The economy was expected to get off to a flying start in the late spring and summer. The so-called purchasing managers index, a survey of corporate purchasing managers, rose to record highs almost everywhere.
The optimism was enormous. But in the course of the summer, delivery problems also appeared. This is to be expected in an economy in which demand is suddenly allowed to explode again: at first it is difficult for companies to keep up. There was already a shortage of computer chips, for example because everyone started working from home and bought new stuff. This was followed by, for example, a shortage of wood, rising commodity prices, especially energy. The chip shortage remains acute: a company such as VDL, which makes cars, suffers a lot from it in the Netherlands.
In addition, waves of corona measures are still disrupting international supply chains. From Chinese ports that are being paralyzed to problems at ports on the American west coast. In the meantime, containers are still in the wrong place, causing additional capacity problems. And it’s too early to say how companies are holding up now that generous government support has ended during the pandemic.
The second half of the word ‘stagflation’ is also unclear. Not that higher inflation is not already there: the United States announced this week that inflation rose to 5.4 percent last month. But it is also high in Germany: 4.1 percent – although there are also one-off reasons for this, in the form of an abolished reduction in VAT. High gas prices play an important role, especially in Europe.
The debate here is mainly about the duration of high inflation: how temporary is the current peak, and will inflation calm down later?
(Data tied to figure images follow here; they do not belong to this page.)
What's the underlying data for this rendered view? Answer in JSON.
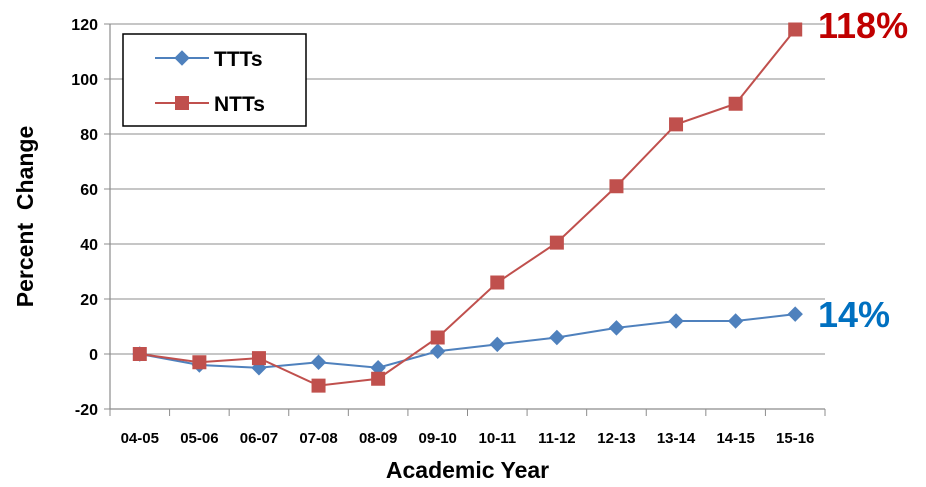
{
  "chart_data": {
    "type": "line",
    "title": "",
    "xlabel": "Academic Year",
    "ylabel": "Percent  Change",
    "ylim": [
      -20,
      120
    ],
    "yticks": [
      -20,
      0,
      20,
      40,
      60,
      80,
      100,
      120
    ],
    "grid": true,
    "legend_position": "top-left",
    "categories": [
      "04-05",
      "05-06",
      "06-07",
      "07-08",
      "08-09",
      "09-10",
      "10-11",
      "11-12",
      "12-13",
      "13-14",
      "14-15",
      "15-16"
    ],
    "series": [
      {
        "name": "TTTs",
        "color": "#4F81BD",
        "marker": "diamond",
        "values": [
          0,
          -4,
          -5,
          -3,
          -5,
          1,
          3.5,
          6,
          9.5,
          12,
          12,
          14.5
        ]
      },
      {
        "name": "NTTs",
        "color": "#C0504D",
        "marker": "square",
        "values": [
          0,
          -3,
          -1.5,
          -11.5,
          -9,
          6,
          26,
          40.5,
          61,
          83.5,
          91,
          118
        ]
      }
    ],
    "annotations": [
      {
        "text": "118%",
        "series": "NTTs",
        "color": "#C00000"
      },
      {
        "text": "14%",
        "series": "TTTs",
        "color": "#0070C0"
      }
    ]
  }
}
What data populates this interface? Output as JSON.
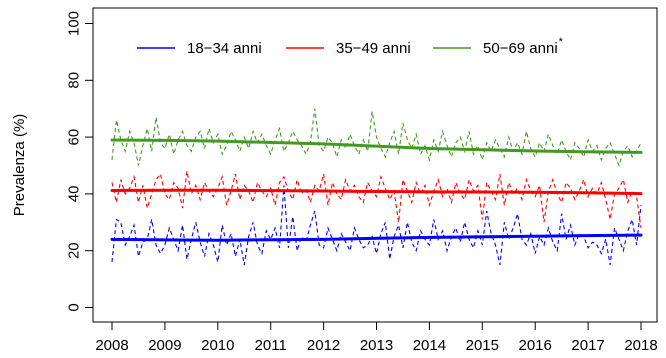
{
  "chart_data": {
    "type": "line",
    "title": "",
    "xlabel": "",
    "ylabel": "Prevalenza (%)",
    "xlim": [
      2008,
      2018
    ],
    "ylim": [
      0,
      100
    ],
    "x_ticks": [
      "2008",
      "2009",
      "2010",
      "2011",
      "2012",
      "2013",
      "2014",
      "2015",
      "2016",
      "2017",
      "2018"
    ],
    "y_ticks": [
      "0",
      "20",
      "40",
      "60",
      "80",
      "100"
    ],
    "grid": false,
    "legend_position": "top",
    "series": [
      {
        "name": "18−34 anni",
        "legend_sup": "",
        "color": "#0000FF",
        "trend": {
          "x": [
            2008,
            2010,
            2012,
            2014,
            2016,
            2018
          ],
          "y": [
            24,
            23.7,
            24,
            24.7,
            25.1,
            25.5
          ]
        },
        "monthly": [
          16,
          31,
          30,
          22,
          25,
          29,
          18,
          23,
          24,
          31,
          22,
          19,
          22,
          28,
          24,
          20,
          29,
          17,
          24,
          30,
          23,
          18,
          26,
          22,
          16,
          29,
          22,
          26,
          18,
          24,
          15,
          25,
          30,
          22,
          19,
          27,
          24,
          28,
          21,
          43,
          21,
          32,
          20,
          25,
          23,
          29,
          34,
          22,
          21,
          28,
          24,
          20,
          26,
          23,
          20,
          28,
          24,
          21,
          22,
          25,
          19,
          26,
          30,
          17,
          25,
          29,
          21,
          30,
          23,
          20,
          27,
          24,
          22,
          31,
          24,
          27,
          20,
          25,
          28,
          23,
          30,
          24,
          21,
          27,
          22,
          34,
          26,
          22,
          15,
          30,
          24,
          28,
          33,
          24,
          22,
          26,
          19,
          25,
          22,
          28,
          23,
          20,
          33,
          24,
          29,
          22,
          26,
          25,
          21,
          23,
          22,
          19,
          24,
          15,
          28,
          24,
          20,
          27,
          31,
          22,
          36
        ]
      },
      {
        "name": "35−49 anni",
        "legend_sup": "",
        "color": "#FF0000",
        "trend": {
          "x": [
            2008,
            2010,
            2012,
            2014,
            2016,
            2018
          ],
          "y": [
            41.2,
            41.3,
            41,
            40.7,
            40.6,
            40.1
          ]
        },
        "monthly": [
          44,
          37,
          45,
          40,
          42,
          46,
          37,
          43,
          35,
          40,
          45,
          47,
          40,
          38,
          44,
          42,
          35,
          48,
          40,
          43,
          38,
          44,
          41,
          39,
          42,
          46,
          36,
          41,
          47,
          38,
          43,
          41,
          37,
          44,
          41,
          39,
          42,
          36,
          44,
          46,
          41,
          38,
          45,
          40,
          42,
          37,
          43,
          41,
          47,
          36,
          44,
          40,
          38,
          45,
          41,
          43,
          39,
          37,
          44,
          41,
          39,
          46,
          42,
          38,
          41,
          30,
          45,
          41,
          37,
          44,
          40,
          43,
          36,
          41,
          45,
          39,
          42,
          37,
          44,
          40,
          38,
          45,
          41,
          43,
          31,
          44,
          41,
          38,
          47,
          36,
          44,
          40,
          42,
          38,
          45,
          41,
          39,
          43,
          30,
          41,
          45,
          40,
          37,
          44,
          42,
          38,
          41,
          45,
          39,
          42,
          40,
          44,
          38,
          31,
          40,
          42,
          45,
          37,
          41,
          39,
          28
        ]
      },
      {
        "name": "50−69 anni",
        "legend_sup": "*",
        "color": "#449922",
        "trend": {
          "x": [
            2008,
            2010,
            2012,
            2014,
            2016,
            2018
          ],
          "y": [
            59,
            58.6,
            57.6,
            56,
            55.1,
            54.6
          ]
        },
        "monthly": [
          52,
          66,
          59,
          55,
          62,
          58,
          50,
          57,
          63,
          55,
          67,
          58,
          56,
          61,
          54,
          59,
          62,
          57,
          55,
          60,
          62,
          56,
          63,
          58,
          61,
          54,
          57,
          62,
          59,
          55,
          60,
          56,
          62,
          58,
          61,
          57,
          54,
          59,
          63,
          55,
          58,
          62,
          59,
          57,
          54,
          58,
          70,
          57,
          55,
          60,
          58,
          53,
          59,
          56,
          61,
          57,
          54,
          59,
          55,
          69,
          60,
          56,
          53,
          58,
          62,
          54,
          65,
          59,
          56,
          61,
          54,
          57,
          52,
          59,
          55,
          62,
          57,
          53,
          58,
          60,
          55,
          62,
          54,
          57,
          52,
          58,
          55,
          59,
          56,
          53,
          60,
          55,
          58,
          54,
          62,
          56,
          53,
          58,
          55,
          61,
          57,
          54,
          59,
          55,
          52,
          58,
          56,
          53,
          59,
          55,
          57,
          52,
          56,
          58,
          54,
          50,
          55,
          57,
          53,
          55,
          58
        ]
      }
    ]
  }
}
Contrary to previous forecasts, the IMF forecast this week that high inflation in the US could last until mid-next year. That becomes dangerous: because, as in the 1970s, inflation expectations among the public also start to rise, then the high inflation can last longer.
Economists at ING pointed this week to the rise in energy prices in 2008, just before the collapse of the Lehman Bank ushered in the credit crisis. Although energy prices subsequently collapsed, a year later the consumer price for energy was still 12 percent higher. Inflation can prove stubborn.
But there are many uncertainties. Unemployment is low, there are many vacancies, but in many countries not everyone is back on the labor market yet. If many people still report there, this could remove the upward pressure on wages. And that is also good to keep the production of business going.
Conversely, the International Energy Agency (IEA) warned this week that high energy prices could not only boost inflation, but also threaten the economic recovery. The latter could mainly be due to power outages caused by insufficient fuel.
This has been the case in China for some time. The recovery from the pandemic, the IEA says, is too dependent on fossil fuels and is thus “unsustainable”. For example, much is still unclear about the interaction between growth and inflation in the current phase of the recovery.
The IMF itself therefore gives a very cautious and hybrid advice: as a government, be careful with austerity measures, so as not to decelerate the economy. Invest in things that increase productivity in the long run. And, as central banks, don’t curb monetary policy too quickly. Reduce the purchase of government bonds a bit, and be careful with interest rate hikes.
That all sounds very responsible and prudent. But it also shows that the real diagnosis of the current state of the global economy has not yet been made. The stagflation as we know it from the 1970s is not very likely. But normal times, those are not for the time being.